Things we’ve learned in India

We’ve learned a lot in India. Yes we’ve learned about India and its peoples, but we’ve also learned about ourselves. Here are some of the things we’ve picked up…

  • Indian people that know about Canada think that it’s a good country.
  • Indian culture, religion, language, and food are far more exotic and varied than what we experience in Vancouver, which originates mostly from a single state in India called Punjab.
  • People in India basically want what we have in North America, but it doesn’t seem feasible or sustainable for a billion more people to live like we do.
  • India appears to be on the verge of an environmental meltdown. The average person doesn’t appear to have any understanding, appreciation, or care for their environment. It is the norm to dispose of garbage on the street or ground (even in parks) and out the windows of vehicles and trains.

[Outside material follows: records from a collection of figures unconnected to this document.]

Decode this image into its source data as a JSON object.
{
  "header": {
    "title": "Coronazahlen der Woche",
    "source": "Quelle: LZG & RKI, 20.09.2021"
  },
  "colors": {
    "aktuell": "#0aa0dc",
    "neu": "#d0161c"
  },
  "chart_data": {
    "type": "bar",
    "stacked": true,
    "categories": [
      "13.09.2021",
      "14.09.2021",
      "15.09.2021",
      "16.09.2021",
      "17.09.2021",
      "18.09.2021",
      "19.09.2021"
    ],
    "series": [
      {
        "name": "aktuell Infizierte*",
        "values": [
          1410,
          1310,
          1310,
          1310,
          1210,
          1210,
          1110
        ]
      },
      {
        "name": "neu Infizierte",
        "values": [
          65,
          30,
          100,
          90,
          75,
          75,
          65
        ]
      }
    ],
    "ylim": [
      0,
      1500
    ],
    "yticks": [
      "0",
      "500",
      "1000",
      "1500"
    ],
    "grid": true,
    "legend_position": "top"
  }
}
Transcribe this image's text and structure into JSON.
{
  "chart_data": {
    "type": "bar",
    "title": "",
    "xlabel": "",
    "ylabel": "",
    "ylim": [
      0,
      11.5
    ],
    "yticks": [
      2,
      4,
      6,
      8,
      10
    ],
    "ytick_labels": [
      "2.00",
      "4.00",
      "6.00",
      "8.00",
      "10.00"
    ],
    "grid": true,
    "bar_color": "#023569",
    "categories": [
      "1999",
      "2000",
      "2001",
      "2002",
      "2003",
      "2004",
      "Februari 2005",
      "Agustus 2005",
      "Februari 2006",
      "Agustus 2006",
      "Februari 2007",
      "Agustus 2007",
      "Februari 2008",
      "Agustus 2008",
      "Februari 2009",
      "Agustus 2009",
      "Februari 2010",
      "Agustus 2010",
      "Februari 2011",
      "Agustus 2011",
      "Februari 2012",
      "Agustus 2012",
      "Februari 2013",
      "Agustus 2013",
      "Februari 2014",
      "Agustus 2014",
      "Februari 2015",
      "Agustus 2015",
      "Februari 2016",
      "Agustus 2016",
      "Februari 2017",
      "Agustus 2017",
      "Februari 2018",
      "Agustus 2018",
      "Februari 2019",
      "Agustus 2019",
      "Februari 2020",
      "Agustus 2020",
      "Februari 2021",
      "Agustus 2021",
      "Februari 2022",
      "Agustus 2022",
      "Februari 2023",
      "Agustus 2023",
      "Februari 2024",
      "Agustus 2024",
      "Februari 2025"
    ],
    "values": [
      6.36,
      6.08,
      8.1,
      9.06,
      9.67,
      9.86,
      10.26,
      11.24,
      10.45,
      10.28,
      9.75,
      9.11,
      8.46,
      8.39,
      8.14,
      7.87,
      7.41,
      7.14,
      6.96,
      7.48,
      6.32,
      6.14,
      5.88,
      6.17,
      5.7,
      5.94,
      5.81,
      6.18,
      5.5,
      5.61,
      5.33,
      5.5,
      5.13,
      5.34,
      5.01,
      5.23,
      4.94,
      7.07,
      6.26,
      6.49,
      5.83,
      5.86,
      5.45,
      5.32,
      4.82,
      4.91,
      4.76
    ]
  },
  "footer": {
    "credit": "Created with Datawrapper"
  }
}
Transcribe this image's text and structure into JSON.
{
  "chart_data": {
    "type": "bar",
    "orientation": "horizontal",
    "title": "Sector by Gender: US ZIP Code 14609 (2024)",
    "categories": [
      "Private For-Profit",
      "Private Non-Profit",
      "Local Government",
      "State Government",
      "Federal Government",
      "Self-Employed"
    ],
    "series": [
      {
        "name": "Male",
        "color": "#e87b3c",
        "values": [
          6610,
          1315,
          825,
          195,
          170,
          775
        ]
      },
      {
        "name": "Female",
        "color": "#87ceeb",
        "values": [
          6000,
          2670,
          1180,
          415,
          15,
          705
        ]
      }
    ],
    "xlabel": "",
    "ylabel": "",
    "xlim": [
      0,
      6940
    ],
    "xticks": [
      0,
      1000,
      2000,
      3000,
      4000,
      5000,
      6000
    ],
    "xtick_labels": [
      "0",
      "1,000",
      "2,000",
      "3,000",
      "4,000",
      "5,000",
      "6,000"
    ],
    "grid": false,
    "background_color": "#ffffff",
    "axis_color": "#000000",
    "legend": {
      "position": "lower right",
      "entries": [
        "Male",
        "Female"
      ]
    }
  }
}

  • It’s much easier to be a vegetarian if you live in India.
  • Even though we’re not fit right now, we’re fitter than most Indian people.
  • If you’re down to two pairs of underwear, don’t lose a pair on a bus.
  • Don’t play solitaire on a moving boat if you want to keep all your cards.
  • Just because you’re next in line doesn’t mean that you’re next.
  • Sometimes four showers a day isn’t quite enough.
  • A family of four can ride on a single motorcycle.
  • Not all towels are created equal.
  • Just because a man sells Patrick some underwear, doesn’t mean that they are men’s underwear.
  • Just because an Indian transvestite isn’t looking at you, doesn’t mean that he/she won’t grab for your crotch.
  • Every day spent traveling in India is interesting.
  • Three months isn’t long enough to really see the country.
  • Three months was the right amount of time for us. We are ready for our next adventure.